Taking a break from his twang duties, Riley Catherall, along with Wildes’ bassist, Shaun Ryder, sang ‘The Ferryman’, written by the pair and the title song of his album. More attuned to LA Asylum Records singer/songwriter days, it showed another side to him which deserves investigating. Back on stage, Bryan delivered what was probably the most affecting song of the night, ‘I Hope That You Must’, a song written in the wake of #MeToo, to a hushed audience with Catherall’s slide guitar perfectly attuned to the low key beauty of the song.
Heading to the end of their set, Bryan offered a fairly hilarious tale regarding his grandfather which prefaced a jaunty version of ‘Black Coffee’ before bringing Hannah Aldridge on stage to sing with him on the voodoo laced ‘Dugdemona’, a harbinger of what was to come in the second set.
Aldridge was backed by three quarters of the Wildes (Bryan on keyboards, Catherall and drummer Erik Lundinen) alongside her bassist, Gustav Sjödin while she and Sjödin also played a couple of acoustic numbers. Having a fully fledged rock band behind her allowed Aldridge to indulge in her love for loud southern rock, a fine vehicle for her menagerie of songs about vampires , ghouls, damnation and redemption. However, there were several moments when her voice was lost amidst the sometime cacophonous howls of the band, a minor quibble really as the jolt was quite exhilarating. ‘You Ain’t Worth The Fight’, ‘Aftermath’ and the spooky ‘Dark Hearted Woman’ were tremendous openers, squalling guitars and all, but an excellent rendition of ‘Living On Lonely’ which reined in the rock and concentrated on the vocal harmonies was quite sublime, even though Aldridge joked after that it might be a bit too much “Eagles like” for Bryan. A haunting ‘Goldrush’, accompanied by Catherall , and a new song, co-written with Bryan and played by Aldridge and Sjödin, showed that, stripped of the rock trappings, Aldridge is a powerful performer.
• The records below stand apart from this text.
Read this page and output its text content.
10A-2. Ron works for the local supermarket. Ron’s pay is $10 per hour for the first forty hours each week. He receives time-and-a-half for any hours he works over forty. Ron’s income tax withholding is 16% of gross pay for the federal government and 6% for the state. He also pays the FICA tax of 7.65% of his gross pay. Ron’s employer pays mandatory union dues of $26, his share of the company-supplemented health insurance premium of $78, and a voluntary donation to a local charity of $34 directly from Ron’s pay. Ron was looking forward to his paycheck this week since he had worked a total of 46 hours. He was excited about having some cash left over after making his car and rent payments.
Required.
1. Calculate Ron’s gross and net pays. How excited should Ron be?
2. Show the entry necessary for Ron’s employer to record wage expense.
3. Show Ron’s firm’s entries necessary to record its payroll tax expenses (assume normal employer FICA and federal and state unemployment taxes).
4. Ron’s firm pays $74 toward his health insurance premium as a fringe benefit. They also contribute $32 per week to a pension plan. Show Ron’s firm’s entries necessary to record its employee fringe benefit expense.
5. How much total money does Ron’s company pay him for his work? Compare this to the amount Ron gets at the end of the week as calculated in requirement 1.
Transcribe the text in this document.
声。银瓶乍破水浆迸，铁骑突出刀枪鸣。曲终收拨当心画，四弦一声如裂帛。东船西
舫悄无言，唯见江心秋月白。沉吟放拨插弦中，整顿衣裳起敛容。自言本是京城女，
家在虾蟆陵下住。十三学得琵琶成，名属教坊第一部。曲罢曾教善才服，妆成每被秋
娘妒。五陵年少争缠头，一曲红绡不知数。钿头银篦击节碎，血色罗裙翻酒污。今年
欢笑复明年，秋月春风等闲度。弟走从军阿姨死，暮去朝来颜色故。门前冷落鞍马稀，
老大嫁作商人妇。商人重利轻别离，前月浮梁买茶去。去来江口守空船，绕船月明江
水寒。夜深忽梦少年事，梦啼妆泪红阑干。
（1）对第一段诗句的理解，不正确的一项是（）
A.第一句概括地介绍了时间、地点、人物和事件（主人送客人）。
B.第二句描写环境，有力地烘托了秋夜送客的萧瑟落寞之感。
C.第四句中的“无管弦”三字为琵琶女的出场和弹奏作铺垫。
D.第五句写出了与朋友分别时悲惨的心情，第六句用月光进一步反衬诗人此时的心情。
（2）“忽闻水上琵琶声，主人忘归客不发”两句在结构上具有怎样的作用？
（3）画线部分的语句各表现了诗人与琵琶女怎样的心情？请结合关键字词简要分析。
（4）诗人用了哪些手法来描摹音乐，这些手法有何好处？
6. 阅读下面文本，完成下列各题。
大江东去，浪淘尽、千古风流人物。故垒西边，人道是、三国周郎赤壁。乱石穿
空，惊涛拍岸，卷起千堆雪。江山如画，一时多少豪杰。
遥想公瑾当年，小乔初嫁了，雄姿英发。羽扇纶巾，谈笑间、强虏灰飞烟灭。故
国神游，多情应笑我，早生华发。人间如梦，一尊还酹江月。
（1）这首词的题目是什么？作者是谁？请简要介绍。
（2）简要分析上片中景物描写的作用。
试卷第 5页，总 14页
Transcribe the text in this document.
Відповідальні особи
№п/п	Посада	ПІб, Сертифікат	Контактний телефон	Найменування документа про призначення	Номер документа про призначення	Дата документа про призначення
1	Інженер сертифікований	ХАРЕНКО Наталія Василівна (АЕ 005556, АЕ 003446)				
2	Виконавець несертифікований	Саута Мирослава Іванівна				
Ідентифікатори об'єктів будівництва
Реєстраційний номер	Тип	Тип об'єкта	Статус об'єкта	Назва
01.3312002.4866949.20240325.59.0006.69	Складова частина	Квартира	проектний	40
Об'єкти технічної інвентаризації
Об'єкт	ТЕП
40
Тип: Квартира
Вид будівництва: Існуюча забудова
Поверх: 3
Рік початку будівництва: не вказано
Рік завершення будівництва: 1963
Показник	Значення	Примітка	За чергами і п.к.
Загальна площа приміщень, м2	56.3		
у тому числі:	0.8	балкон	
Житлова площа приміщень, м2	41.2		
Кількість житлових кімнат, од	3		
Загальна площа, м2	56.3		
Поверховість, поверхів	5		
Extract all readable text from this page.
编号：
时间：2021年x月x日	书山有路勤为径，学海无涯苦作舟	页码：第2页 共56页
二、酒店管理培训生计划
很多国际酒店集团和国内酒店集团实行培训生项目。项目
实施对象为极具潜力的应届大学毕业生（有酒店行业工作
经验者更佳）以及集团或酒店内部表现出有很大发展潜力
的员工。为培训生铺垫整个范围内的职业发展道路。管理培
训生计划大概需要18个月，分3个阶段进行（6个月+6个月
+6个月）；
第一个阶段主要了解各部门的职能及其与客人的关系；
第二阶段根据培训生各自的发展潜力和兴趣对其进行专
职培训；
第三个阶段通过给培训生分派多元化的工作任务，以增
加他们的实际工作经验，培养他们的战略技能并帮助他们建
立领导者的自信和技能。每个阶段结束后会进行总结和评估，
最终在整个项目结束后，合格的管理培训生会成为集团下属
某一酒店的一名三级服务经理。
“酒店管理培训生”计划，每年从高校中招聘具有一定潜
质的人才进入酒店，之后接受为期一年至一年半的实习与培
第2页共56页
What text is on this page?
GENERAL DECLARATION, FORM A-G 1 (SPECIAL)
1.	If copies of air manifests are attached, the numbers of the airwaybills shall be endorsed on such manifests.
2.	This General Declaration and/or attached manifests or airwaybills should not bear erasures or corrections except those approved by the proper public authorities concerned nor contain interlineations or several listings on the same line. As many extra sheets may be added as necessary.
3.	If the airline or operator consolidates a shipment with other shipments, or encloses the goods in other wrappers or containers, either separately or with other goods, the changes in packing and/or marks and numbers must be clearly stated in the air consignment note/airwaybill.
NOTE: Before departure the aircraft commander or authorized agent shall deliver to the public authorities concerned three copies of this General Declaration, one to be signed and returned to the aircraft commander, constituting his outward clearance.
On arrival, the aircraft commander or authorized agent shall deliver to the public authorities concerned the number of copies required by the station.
Apparently Aldridge and Bryan have been sharing their shared appreciation of Warren Zevon throughout the tour and tonight Glasgow was given an excellent rendition of ‘Carmelita’, a rendition that was much appreciated before the band launched into their riotous closing songs. ‘No Heart Left Behind’ was quite the barnstormer and another new co-write with Bryan (about the infamous Black Dahlia murder) was a gothic melodrama. It ran into an outrageously over the top delivery of ‘Lace’, a roiling and glorious mess of squalling guitars and feedback with Aldridge screaming as if into an abyss. How to follow that? An encore of course as all the players assembled for a fun fuelled audience participation rendition of ‘Burning Down Birmingham’. A great end to a great night with Aldridge defiantly rocking out and Lachlan Bryan hopefully gaining a whole set of new fans.